Yes it SIMDs. First, there’s an easy and mostly accurate way to test if an expression SIMDs or not without scrutinizing the code: run it on data with half the number of bits. Properly SIMDed code should then see a close to 2x speedup. Testing with the above code, first 64 bit floats:
julia> N = 100_000; ops = rand([MUL, DIV], N);
julia> a, b, v = 1:3 .|>_-> rand(N);
julia> @btime $v .= evaluate_op.($ops, $a, $b);
393.465 μs (0 allocations: 0 bytes)
julia> @btime $v .= evaluate_op2.($ops, $a, $b);
57.408 μs (0 allocations: 0 bytes)
Now 32 bit floats:
julia> a, b, v = 1:3 .|>_-> rand(Float32, N);
julia> @btime $v .= evaluate_op.($ops, $a, $b);
403.560 μs (0 allocations: 0 bytes)
julia> @btime $v .= evaluate_op2.($ops, $a, $b);
27.580 μs (0 allocations: 0 bytes)
So evaluate_op2
most likely SIMDs. To verify, and see how:
julia> @code_native syntax=:intel broadcast!(evaluate_op2, v, ops, a, b)
...
L1536:
vmovups ymm1, ymmword ptr [rdx + 4*rbx]
vmovups ymm2, ymmword ptr [r11 + 4*rbx]
vpcmpeqd ymm3, ymm0, ymmword ptr [rcx + 4*rbx]
vdivps ymm4, ymm1, ymm2
vmulps ymm1, ymm1, ymm2
vblendvps ymm1, ymm4, ymm1, ymm3
vmovups ymmword ptr [rsi + 4*rbx], ymm1
add rbx, 8
cmp rdi, rbx
jne L1536
...
It’s quite clever, what this code does: It loads 256 bits of values at a time from each of the a
and b
input vectors (on my AVX2 laptop, newer CPUs would presumably work with 512 bits). That is 4x 64 bit floats, or 8x 32 bit floats. It then both multiplies and divides all values with each other, and finally selects (blends) either the product or quotient depending on the operation for each value.

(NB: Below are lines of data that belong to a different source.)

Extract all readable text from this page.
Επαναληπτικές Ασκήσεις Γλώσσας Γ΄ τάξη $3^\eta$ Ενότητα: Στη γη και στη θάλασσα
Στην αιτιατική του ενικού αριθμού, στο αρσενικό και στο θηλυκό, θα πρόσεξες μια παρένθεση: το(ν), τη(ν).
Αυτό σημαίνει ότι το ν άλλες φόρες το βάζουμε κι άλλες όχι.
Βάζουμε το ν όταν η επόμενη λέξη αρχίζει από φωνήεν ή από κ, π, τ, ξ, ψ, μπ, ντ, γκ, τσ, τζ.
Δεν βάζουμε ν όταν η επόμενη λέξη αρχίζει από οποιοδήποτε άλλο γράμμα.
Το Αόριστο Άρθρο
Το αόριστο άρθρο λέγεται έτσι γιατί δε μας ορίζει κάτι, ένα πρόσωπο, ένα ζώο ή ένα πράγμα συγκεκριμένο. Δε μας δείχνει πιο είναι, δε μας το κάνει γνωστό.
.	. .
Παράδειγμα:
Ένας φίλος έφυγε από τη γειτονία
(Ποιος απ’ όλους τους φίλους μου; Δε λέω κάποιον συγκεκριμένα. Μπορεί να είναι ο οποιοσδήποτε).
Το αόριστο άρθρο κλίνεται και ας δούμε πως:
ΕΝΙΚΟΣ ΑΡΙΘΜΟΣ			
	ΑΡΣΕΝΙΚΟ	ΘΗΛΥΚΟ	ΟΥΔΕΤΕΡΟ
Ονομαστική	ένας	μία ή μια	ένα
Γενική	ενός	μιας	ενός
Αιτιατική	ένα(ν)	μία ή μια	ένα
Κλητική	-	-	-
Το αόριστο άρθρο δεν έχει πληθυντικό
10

Although only four 64 bit floats are processed at a time, and although the code does additional work (always both multiplies and divides), one might wonder why it’s a whopping 7 times faster than the non-SIMD version. The answer is that the code above is completely branchless (apart from the loop condition), whereas the non-SIMD version will incur constant costly branch misses. To see that this is the case, we can use a smaller vector, so that the CPU will learn the branching behavior during the benchmark:
julia> N = 1000; ops = rand([MUL, DIV], N);
julia> a, b, v = 1:3 .|>_-> rand(N);
julia> @btime $v .= evaluate_op.($ops, $a, $b);
1.211 μs (0 allocations: 0 bytes)
julia> @btime $v .= evaluate_op2.($ops, $a, $b);
572.929 ns (0 allocations: 0 bytes)
Now, without branch mispredictions, the SIMD version is only ~2x faster than the SIMD version, which intuitively makes sense (processes 4 values per iteration, but does 2x the amount of work).
And no, this particular pattern won’t scale very well if more operations are added.
Sorry, long post, probably irrelevant to the OP, I got a bit carried away there.